Individual Job Testing: Write a script that submits each TIF file as a separate job to run through the barcode detection module. Monitor resource usage (nodes, processors, memory) for each individual job.

Job Array Testing: Write a script that submits a job array to process all 50 TIF files. Experiment with different job array sizes to optimize resource usage and job completion time.

Resource Measurement: Monitor resource usage (nodes, processors, memory) during individual job testing and job array testing. Record the total time taken for each testing scenario, including job execution time and queue waiting time. Compare resource usage and time measurements with our organization's total usage before and after implementing the barcode detection module to evaluate its impact on resource consumption.

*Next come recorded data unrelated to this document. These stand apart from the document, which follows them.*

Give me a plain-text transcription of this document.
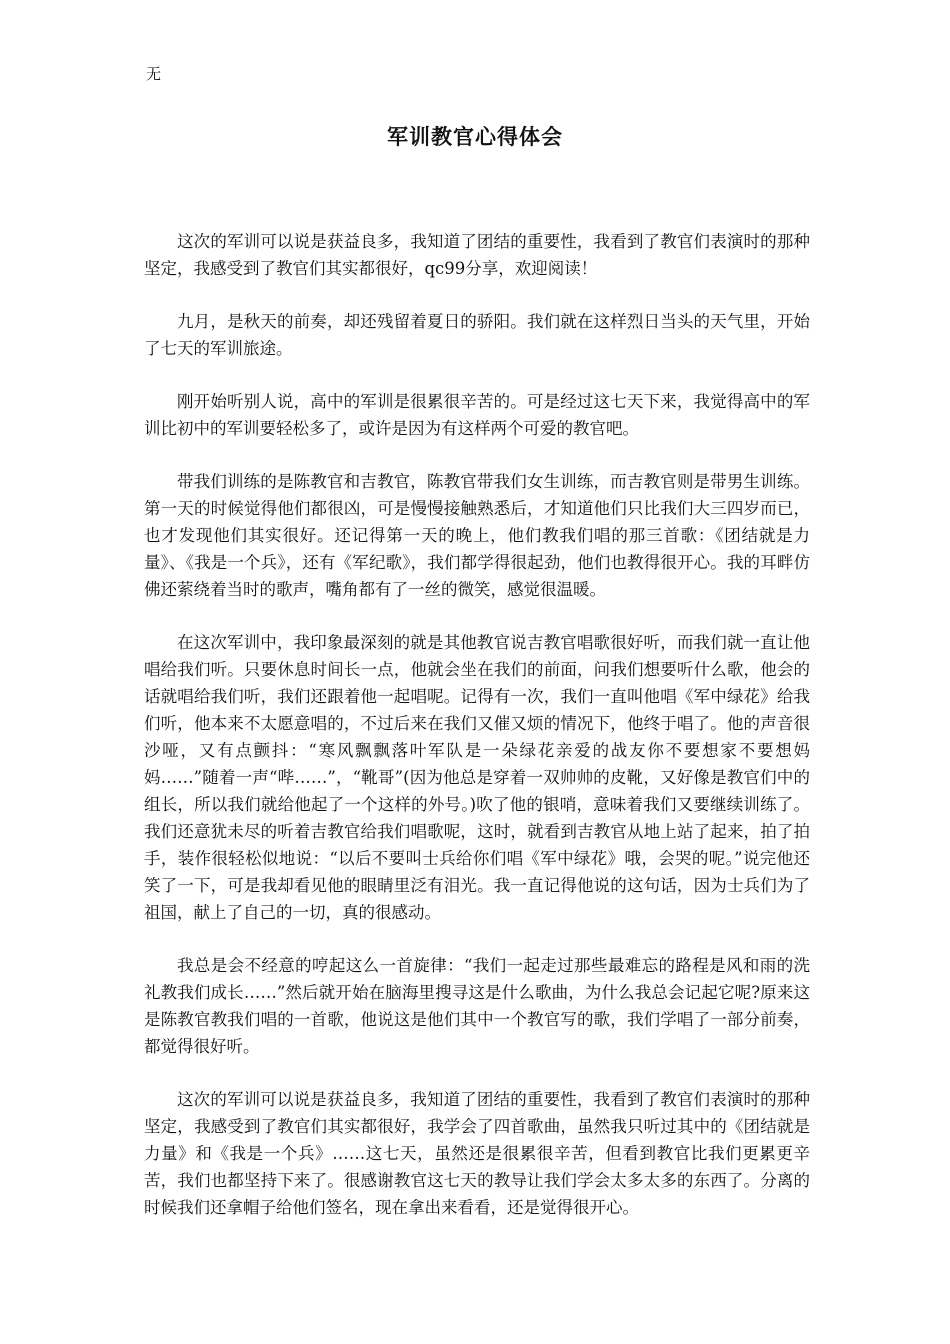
无
军训教官心得体会

这次的军训可以说是获益良多，我知道了团结的重要性，我看到了教官们表演时的那种坚定，我感受到了教官们其实都很好，qc99分享，欢迎阅读！

九月，是秋天的前奏，却还残留着夏日的骄阳。我们就在这样烈日当头的天气里，开始了七天的军训旅途。

刚开始听别人说，高中的军训是很累很辛苦的。可是经过这七天下来，我觉得高中的军训比初中的军训要轻松多了，或许是因为有这样两个可爱的教官吧。

带我们训练的是陈教官和吉教官，陈教官带我们女生训练，而吉教官则是带男生训练。第一天的时候觉得他们都很凶，可是慢慢接触熟悉后，才知道他们只比我们大三四岁而已，也才发现他们其实很好。还记得第一天的晚上，他们教我们唱的那三首歌：《团结就是力量》、《我是一个兵》，还有《军纪歌》，我们都学得很起劲，他们也教得很开心。我的耳畔仿佛还萦绕着当时的歌声，嘴角都有了一丝的微笑，感觉很温暖。

在这次军训中，我印象最深刻的就是其他教官说吉教官唱歌很好听，而我们就一直让他唱给我们听。只要休息时间长一点，他就会坐在我们的前面，问我们想要听什么歌，他会的话就唱给我们听，我们还跟着他一起唱呢。记得有一次，我们一直叫他唱《军中绿花》给我们听，他本来不太愿意唱的，不过后来在我们又催又烦的情况下，他终于唱了。他的声音很沙哑，又有点颤抖：“寒风飘飘落叶军队是一朵绿花亲爱的战友你不要想家不要想妈妈……”随着一声“哔……”，“靴哥”(因为他总是穿着一双帅帅的皮靴，又好像是教官们中的组长，所以我们就给他起了一个这样的外号。)吹了他的银哨，意味着我们又要继续训练了。我们还意犹未尽的听着吉教官给我们唱歌呢，这时，就看到吉教官从地上站了起来，拍了拍手，装作很轻松似地说：“以后不要叫士兵给你们唱《军中绿花》哦，会哭的呢。”说完他还笑了一下，可是我却看见他的眼睛里泛有泪光。我一直记得他说的这句话，因为士兵们为了祖国，献上了自己的一切，真的很感动。

我总是会不经意的哼起这么一首旋律：“我们一起走过那些最难忘的路程是风和雨的洗礼教我们成长……”然后就开始在脑海里搜寻这是什么歌曲，为什么我总会记起它呢?原来这是陈教官教我们唱的一首歌，他说这是他们其中一个教官写的歌，我们学唱了一部分前奏，都觉得很好听。

这次的军训可以说是获益良多，我知道了团结的重要性，我看到了教官们表演时的那种坚定，我感受到了教官们其实都很好，我学会了四首歌曲，虽然我只听过其中的《团结就是力量》和《我是一个兵》……这七天，虽然还是很累很辛苦，但看到教官比我们更累更辛苦，我们也都坚持下来了。很感谢教官这七天的教导让我们学会太多太多的东西了。分离的时候我们还拿帽子给他们签名，现在拿出来看看，还是觉得很开心。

Baeist commented 2 months ago

Created a script that looks in a folder and creates an array for the files there. This can then be matched with the pbs job_arrayid and given as argument to a python script. This allows us to make use of job arrays. Its not very dynamic (exact folder/number of files and setting of array size) but good enough for testing here. It looks much better to not queue a new job each time which gives this request wait time that can be quite long. The array only has that once. The proof of concept script is located in /home/projects/ku_00273/apps/tests/iterate.sh, the easy test data is in the /data dir in /tests.

The job array itself does not get any output or error files. I created a log file for it that contains the combined qstat information for each job in the array ( the info we want to use for comparing rss usage). The jobs just uses the default output/error file system and we would want to change that later i assume.

Baeist commented 1 month ago

We can automate the download of files to computerome through jobs, but we cant upload files actively without using their 2fa.

bhsi-snm commented 1 month ago

Does that mean we need a script running continuously on Computerome that will keep checking if there is a need to trigger the download_files script to get files from the Ingestion server to Computerome?

Baeist commented 1 month ago

I think so yes. In general i think we need to have a master job script that checks by contacting other services which jobs should be queued. This master script will need to either restart itself or reschedule itself once it has finished setting up other jobs.